Mana whenua representatives could sit on all Wellington City Council (WCC) committees and subcommittees with full voting rights and remuneration of $111,000 for each iwi by July this year.
A report with details of the move to give mana whenua voting rights on WCC committees was made public this week.
Wellington city councillor and Māori partnerships portfolio leader Jill Day said it's an issue the council has been "lagging behind" on.
The process is happening alongside consultation on an in-principle decision to establish a Māori ward, now the Government has abolished a law that allows local referendums to veto such decisions.
In draft Long-Term Plan deliberations, councillors also voted to consult on increased operating expenditure for the Māori and Mana Whenua Partnerships budget to $3 million per annum in years 2 to 10 of the plan.
Currently, representatives of Port Nicholson Block Settlement Trust and Te Rūnanga o Toa Rangatira Incorporated are members of two council committees.
While they have a seat at the table and can discuss and debate matters, they do not have the right to vote and are not remunerated.
The report identified a preferred option to change this by allowing two representatives to sit on all council committees and subcommittees with full voting rights, excluding the CEO Performance Review Committee.
The representatives would be from Taranaki Whānui ki Te Upoko o Te Ika and Ngāti Toa Rangatira.
Under this option, the respective iwis would be paid an annual fee equivalent to the remuneration of a full time elected member, which is currently $111,225.
This would be in place from July 2021.
The remuneration has been worked out through the calculation that if a single representative were to sit on all committees and subcommittees they would have a similar workload to an elected member.
The report said mana whenua indicated they may nominate one representative to sit on all committees or different representatives to sit on committees relevant to their individual skill set.
Day said it's something that should have happened a long time ago.
"It's actually been really frustrating and disappointing to be a part of a council that has been lagging behind, so this feels like a really important step but a step that we need to hurry up with.
"This is a really important opportunity to uplift the voice of mana whenua."
The other options set out in the report are to maintain the status quo or have representatives on the council's main three committees with voting rights and an annual remuneration of $88,980 a year for each iwi.
Wellington city councillors will debate and vote on the options on Thursday.
Other local authorities across New Zealand have also moved to partner with Māori through representation.
On Tuesday, Horizons Regional Council held its inaugural meeting of the Climate Action Joint Committee.
Chairwoman Rachel Keedwell said it was the first time tangata whenua representatives will be formally appointed to any Horizons committee and have full voting rights.
"The committee will use scientific evidence and Mātauranga Māori to form and achieve climate change mitigation and adaptation.

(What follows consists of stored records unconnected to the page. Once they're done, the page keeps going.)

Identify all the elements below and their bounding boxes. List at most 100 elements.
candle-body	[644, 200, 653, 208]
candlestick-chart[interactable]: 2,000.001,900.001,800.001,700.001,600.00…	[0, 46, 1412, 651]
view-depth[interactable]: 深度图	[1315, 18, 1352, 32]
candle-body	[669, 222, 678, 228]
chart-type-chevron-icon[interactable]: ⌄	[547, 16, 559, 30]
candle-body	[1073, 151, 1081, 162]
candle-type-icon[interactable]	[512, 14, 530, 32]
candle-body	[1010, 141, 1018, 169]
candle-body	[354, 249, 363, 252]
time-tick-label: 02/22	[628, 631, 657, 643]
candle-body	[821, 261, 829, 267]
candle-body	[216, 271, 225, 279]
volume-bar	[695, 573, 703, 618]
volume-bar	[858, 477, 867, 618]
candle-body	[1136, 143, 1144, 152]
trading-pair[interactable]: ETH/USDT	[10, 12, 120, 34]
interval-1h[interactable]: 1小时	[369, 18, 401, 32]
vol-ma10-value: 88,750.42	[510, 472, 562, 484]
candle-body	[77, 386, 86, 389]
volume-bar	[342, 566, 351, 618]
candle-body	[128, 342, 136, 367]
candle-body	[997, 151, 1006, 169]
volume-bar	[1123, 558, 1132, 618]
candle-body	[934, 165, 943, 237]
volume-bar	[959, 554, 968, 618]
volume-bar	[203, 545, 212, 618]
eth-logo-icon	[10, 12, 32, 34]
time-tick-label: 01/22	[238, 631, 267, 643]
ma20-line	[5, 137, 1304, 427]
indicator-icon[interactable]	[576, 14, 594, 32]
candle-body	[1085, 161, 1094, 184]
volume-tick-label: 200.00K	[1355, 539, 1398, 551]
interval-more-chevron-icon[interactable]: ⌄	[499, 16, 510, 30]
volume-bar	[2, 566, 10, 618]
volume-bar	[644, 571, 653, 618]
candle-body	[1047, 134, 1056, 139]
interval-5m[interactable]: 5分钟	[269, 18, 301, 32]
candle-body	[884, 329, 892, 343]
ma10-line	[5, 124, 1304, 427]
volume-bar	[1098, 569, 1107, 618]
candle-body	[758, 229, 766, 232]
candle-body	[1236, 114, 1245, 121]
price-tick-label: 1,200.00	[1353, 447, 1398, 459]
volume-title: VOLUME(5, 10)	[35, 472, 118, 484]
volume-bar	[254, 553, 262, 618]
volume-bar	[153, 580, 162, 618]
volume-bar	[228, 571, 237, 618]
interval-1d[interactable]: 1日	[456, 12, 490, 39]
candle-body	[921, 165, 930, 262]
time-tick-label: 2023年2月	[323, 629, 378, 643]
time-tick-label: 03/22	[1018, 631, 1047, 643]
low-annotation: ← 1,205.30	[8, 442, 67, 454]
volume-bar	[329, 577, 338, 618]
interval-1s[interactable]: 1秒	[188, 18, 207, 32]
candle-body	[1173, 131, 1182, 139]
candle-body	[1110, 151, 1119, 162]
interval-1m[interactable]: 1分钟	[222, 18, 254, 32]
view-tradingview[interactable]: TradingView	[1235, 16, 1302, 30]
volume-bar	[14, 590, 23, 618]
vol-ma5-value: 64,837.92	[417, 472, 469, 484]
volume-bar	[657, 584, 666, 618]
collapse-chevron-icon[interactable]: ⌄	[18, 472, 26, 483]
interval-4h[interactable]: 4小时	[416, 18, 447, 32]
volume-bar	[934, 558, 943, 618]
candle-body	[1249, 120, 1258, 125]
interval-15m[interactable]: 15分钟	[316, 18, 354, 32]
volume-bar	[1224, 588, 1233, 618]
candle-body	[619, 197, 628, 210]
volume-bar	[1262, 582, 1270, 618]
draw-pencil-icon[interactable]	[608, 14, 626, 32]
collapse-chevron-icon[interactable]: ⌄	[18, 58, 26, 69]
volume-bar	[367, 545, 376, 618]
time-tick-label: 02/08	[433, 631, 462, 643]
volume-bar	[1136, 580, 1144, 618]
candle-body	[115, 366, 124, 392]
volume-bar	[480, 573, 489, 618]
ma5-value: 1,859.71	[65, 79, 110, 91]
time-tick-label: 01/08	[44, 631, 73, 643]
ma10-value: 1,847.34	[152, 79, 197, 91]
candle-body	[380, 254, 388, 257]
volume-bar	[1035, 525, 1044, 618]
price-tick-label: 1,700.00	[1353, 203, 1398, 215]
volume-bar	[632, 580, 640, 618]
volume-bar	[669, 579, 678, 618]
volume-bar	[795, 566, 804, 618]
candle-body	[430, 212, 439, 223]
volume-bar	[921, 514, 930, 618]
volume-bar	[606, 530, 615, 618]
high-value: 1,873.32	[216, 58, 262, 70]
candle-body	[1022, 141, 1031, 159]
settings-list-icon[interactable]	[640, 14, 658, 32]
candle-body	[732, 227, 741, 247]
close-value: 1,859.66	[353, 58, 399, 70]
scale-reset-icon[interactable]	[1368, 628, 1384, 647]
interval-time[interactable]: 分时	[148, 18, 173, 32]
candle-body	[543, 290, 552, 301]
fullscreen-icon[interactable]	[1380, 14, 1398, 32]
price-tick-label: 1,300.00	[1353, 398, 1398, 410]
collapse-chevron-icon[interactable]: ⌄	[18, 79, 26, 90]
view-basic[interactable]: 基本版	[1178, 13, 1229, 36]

We will also share information, facilitate collaborative action to reduce greenhouse gas emissions and prepare for climate change impacts", Keedwell said.
In Hamilton, the city council already has one or two iwi representatives sitting on all committees.
Remuneration is provided as an annual fee per appointee per committee, with the cost of appointments estimated at $110,000 per year.
Auckland Council has an Independent Māori Statutory Board that nominates representatives to several council committees. They have voting rights and are remunerated as board members.
When Day asked for a report into mana whenua voting rights at WCC last year, she said conversations about representation were happening all around Aotearoa.
"In fact we're seeing daily that councils are coming on board with talking about Māori wards and representation and I feel the tide is turning."